En Stella Spotlight, MAAG devient un personnage profondément tragique, complexe et attachant. Son histoire est une métaphore de la condition humaine, de la gloire éphémère, qui incarne les contradictions de la célébrité et la lutte contre le temps. Elle est une figure emblématique de la culture populaire, qui continue de fasciner le public.

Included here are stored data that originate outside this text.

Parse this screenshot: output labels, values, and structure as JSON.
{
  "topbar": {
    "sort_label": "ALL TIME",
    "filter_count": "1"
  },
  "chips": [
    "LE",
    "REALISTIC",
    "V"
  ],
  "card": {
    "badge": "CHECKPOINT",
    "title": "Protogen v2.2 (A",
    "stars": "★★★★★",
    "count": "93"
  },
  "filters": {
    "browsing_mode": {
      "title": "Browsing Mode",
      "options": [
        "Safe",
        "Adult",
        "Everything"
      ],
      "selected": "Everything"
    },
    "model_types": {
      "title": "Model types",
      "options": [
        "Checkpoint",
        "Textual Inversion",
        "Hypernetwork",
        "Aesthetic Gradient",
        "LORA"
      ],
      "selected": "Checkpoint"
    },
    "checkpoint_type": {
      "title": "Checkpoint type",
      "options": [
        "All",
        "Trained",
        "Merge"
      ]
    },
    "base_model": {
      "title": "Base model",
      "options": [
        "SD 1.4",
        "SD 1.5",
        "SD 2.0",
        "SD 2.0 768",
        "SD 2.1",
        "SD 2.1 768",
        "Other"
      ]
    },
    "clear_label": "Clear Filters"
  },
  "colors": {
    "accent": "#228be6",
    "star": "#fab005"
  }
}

D’ailleurs les tableaux dans lesquels elle apparaît sont à tout coup marquants à cause de cette voix divine et puissante.
La parisienne Malaika Lacy en Gourou Marabout incarne quant à elle une figure énigmatique et marginale dans l’univers de Starmania et apporte une touche mystique et exotique à l’opéra-rock.
Danse-théâtre
Dans chacun des tableaux, les chorégraphies imaginées par Sidi Larbi Cherkaoui apportent une dimension inédite. Elles sont porteuses de la tragédie et nécessaires après le chant et la musique, pour créer cette troisième dimension. Avec ses 15 danseurs dont 8 hommes et 7 femmes, il mêle des éléments de danse classique, de hip-hop et de danse contemporaine.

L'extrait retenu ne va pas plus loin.